No Diploma But You Can Have Some Badges
I had a conversation with a colleague this week about adaptive learning systems and we drifted into talking about tools like the Khan Academy. That free online tutorials provider offers as an incentive "badges" to students for progress. I don't if many educators believe that getting an image icon that says you are a "Great Listener" because you watched 30 minutes of videos is actually "motivating" to students.
Collecting a certain number of those badges along with badges for passing standardized tests on the site, can earn you something like a "Master of Trigonometry."
Do you add that badge to your resume or application?
An article from the Chronicle.com points to these badges as being a new consideration for more traditional colleges and universities.

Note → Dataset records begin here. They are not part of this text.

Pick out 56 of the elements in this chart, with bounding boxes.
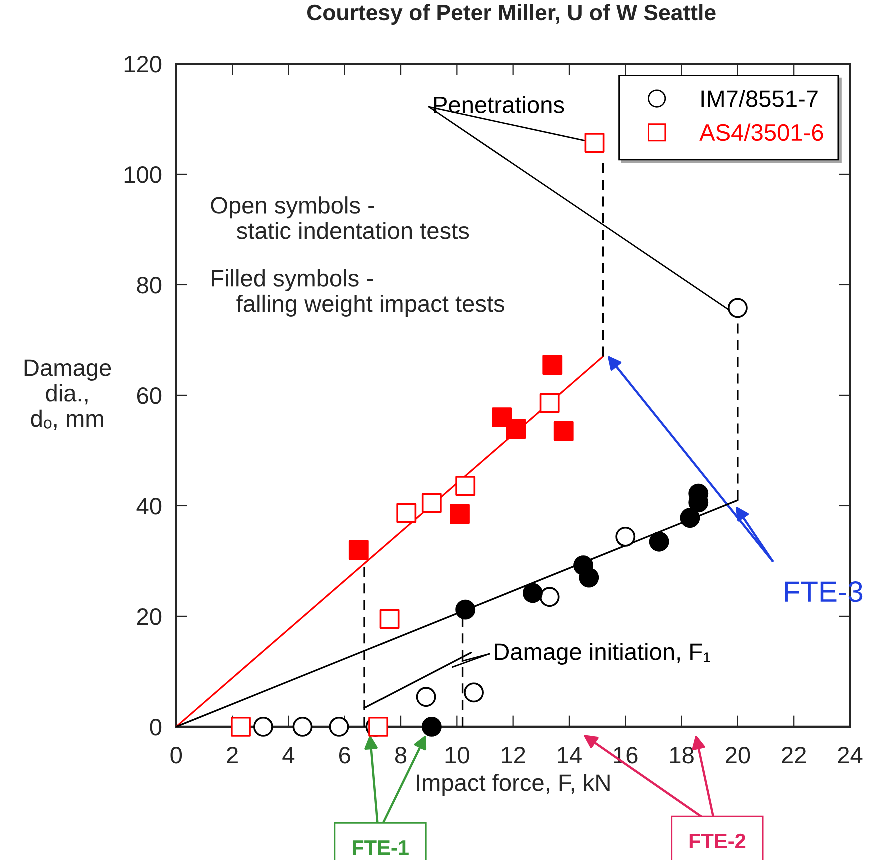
- chart-title: Courtesy of Peter Miller, U of W Seattle: [308, 4, 716, 26]
- text: FTE-2: [690, 834, 746, 848]
- legend-label: AS4/3501-6: [700, 124, 824, 142]
- x-tick-label: 2: [227, 747, 238, 764]
- x-tick-label: 18: [670, 747, 694, 764]
- x-tick-label: 22: [782, 747, 806, 764]
- point: [456, 476, 476, 496]
- point: [348, 540, 369, 560]
- point: [464, 682, 484, 703]
- x-tick-label: 12: [502, 747, 526, 764]
- y-tick-label: 0: [150, 719, 162, 736]
- x-tick-label: 24: [838, 747, 863, 764]
- point: [523, 583, 543, 604]
- point: [450, 504, 470, 524]
- annotation: Penetrations: [434, 96, 564, 114]
- legend-label: IM7/8551-7: [702, 90, 818, 108]
- x-tick-label: 8: [395, 747, 407, 764]
- point: [579, 568, 600, 588]
- point: [540, 587, 560, 608]
- y-tick-label: 20: [137, 608, 162, 626]
- x-tick-label: 20: [726, 747, 750, 764]
- x-tick-label: 10: [446, 747, 470, 764]
- point: [422, 717, 442, 737]
- point: [554, 421, 574, 442]
- x-tick-label: 4: [282, 747, 295, 764]
- point: [728, 298, 748, 318]
- y-tick-label: 100: [124, 166, 162, 184]
- point: [416, 687, 436, 708]
- x-tick-label: 6: [339, 747, 350, 764]
- y-tick-label: 40: [136, 498, 162, 515]
- point: [329, 717, 350, 737]
- point: [584, 133, 605, 153]
- x-tick-label: 14: [558, 747, 582, 764]
- point: [396, 503, 417, 524]
- annotation: Open symbols - static indentation tests: [211, 196, 470, 240]
- text: FTE-1: [352, 840, 409, 855]
- x-axis-title: Impact force, F, kN: [417, 774, 610, 796]
- point: [540, 393, 560, 414]
- point: [231, 717, 251, 737]
- point: [380, 609, 400, 630]
- y-tick-label: 60: [137, 388, 162, 404]
- point: [649, 532, 670, 552]
- point: [616, 526, 636, 547]
- point: [542, 355, 563, 376]
- point: [456, 600, 476, 620]
- annotation: Filled symbols - falling weight impact tests: [212, 270, 505, 317]
- point: [422, 493, 442, 514]
- y-axis-title: Damage dia., dₒ, mm: [24, 360, 112, 430]
- point: [680, 508, 700, 528]
- y-tick-label: 120: [124, 56, 162, 73]
- point: [253, 717, 274, 737]
- point: [292, 717, 313, 737]
- point: [506, 419, 526, 440]
- y-tick-label: 80: [137, 277, 162, 294]
- x-tick-label: 0: [170, 747, 182, 764]
- annotation: Damage initiation, F₁: [495, 643, 710, 666]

They reference MIT's recent MITx learning system. Not unlike Khan Academy, students use self-paced online materials, take online tests and earn certificates. MIT also is teaming with OpenStudy, which runs online study groups, to give online badges to students.
To older readers, those badges might evoke scout achievement patches and for younger readers it will seem to follow videogame feedback incentives like power-ups.
Are we seeing the end of "standard" certifications and diplomas? Not yet, but as I have written before here, when the job market starts to accept new learning systems as training, schools had better be ready to respond.
If you follow the scouting and videogame models, we know that achieving milestones - some easy, some difficult - and getting regular and almost instantaneous feedback IS motivating. Are your students AS motivated by an "A" on a paper or even an "A" in the course?